Error Submission Flow
- Test the end-to-end error flow.
- Submit and reprocess a test error.
- Submit an error.
- Check for a sane response.
- Retrieve
objid/txid
. - Query coronerd for this
objid
. - Compare the returned results.
- Submit a symbol file.
- Reprocess and ensure symbolification.
Symbolification
- Ensure that the uploaded symbols count/list matches the old server.
- Ensure that the missing symbols count/list matches the old server.
- If using custom symbol servers:
- Verify that the symbol server configs are present.

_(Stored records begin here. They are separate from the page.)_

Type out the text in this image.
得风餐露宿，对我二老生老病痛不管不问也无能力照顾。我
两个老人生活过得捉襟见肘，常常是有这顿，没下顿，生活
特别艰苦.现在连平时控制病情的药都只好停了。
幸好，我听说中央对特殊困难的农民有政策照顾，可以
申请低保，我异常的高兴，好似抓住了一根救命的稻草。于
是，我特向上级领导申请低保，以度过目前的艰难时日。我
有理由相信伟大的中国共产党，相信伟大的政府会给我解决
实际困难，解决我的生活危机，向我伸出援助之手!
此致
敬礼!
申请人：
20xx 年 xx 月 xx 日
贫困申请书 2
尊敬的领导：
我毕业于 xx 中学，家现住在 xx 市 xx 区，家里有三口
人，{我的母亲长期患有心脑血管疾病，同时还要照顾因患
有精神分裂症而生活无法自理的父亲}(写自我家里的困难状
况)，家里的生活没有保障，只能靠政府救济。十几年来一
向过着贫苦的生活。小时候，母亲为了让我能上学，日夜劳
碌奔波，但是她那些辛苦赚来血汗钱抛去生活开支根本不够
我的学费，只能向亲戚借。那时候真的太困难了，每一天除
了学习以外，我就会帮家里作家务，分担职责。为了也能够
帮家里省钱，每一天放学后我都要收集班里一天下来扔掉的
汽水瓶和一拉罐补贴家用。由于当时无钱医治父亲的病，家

- Ensure that the configs are not labeled as "Backtrace Server".
- Check if the whitelist/blacklist/skiplist is brought over.
- Verify that the failure/success counts look good.
- Check if Symbold is not logging anything irregular in syslog/journalctl.
- Force Symbold to test a download of a known good symbol.
General UI
- Confirm that the Coronerd/console is updated in Help > About.
- Verify that the triage view for each project loads correctly.
- Visit each config applet and make sure they all open correctly.
Login/SSO
- Ensure that user accounts are brought over and able to login.
- If using SSO:
- Verify that the configuration matches. Check if the option to configure SSO in the UI is present and does not return errors when navigated to.
- Check if the Login via SSO button is available.
- Test an SSO login.
- Test an invitation request and confirm both the receipt of the email and the functioning of the link.
Network/Endpoints/Certs
- Ensure that the server has the same listeners set up.
- Verify that the SSL config matches up on each SSL-configured listener.
- Make sure the proper DNS name is set up on the necessary endpoints.
Misc. Services
- Verify that link sharing is functioning (if applicable).
- For each installed service:
- Check its conf file in
/etc/backtrace/<servicename>/
. - Check for it in the morgue service status.
- Verify that it's listening on its necessary port.
- Check its conf file in
Workflows/Reports
- Ensure that the workflow configurations are ported over.
- Verify that the workflows fire properly (check if the new server isn't having trouble talking to the third-party service).
- Check the links in notifications.
- If applicable, test manual ticket creation.
- If using reporting, make sure the reports are ported over.
- Send a test report.
Data
- Verify that all projects exist with identical tokens as the old system.
- Check if all projects have an identical error count post-migration.
- Ensure that attribute indices are ported over.
- Verify that deduplication rules are ported over.
- Check if retention settings are ported over.
- Ensure that sampling settings are ported over.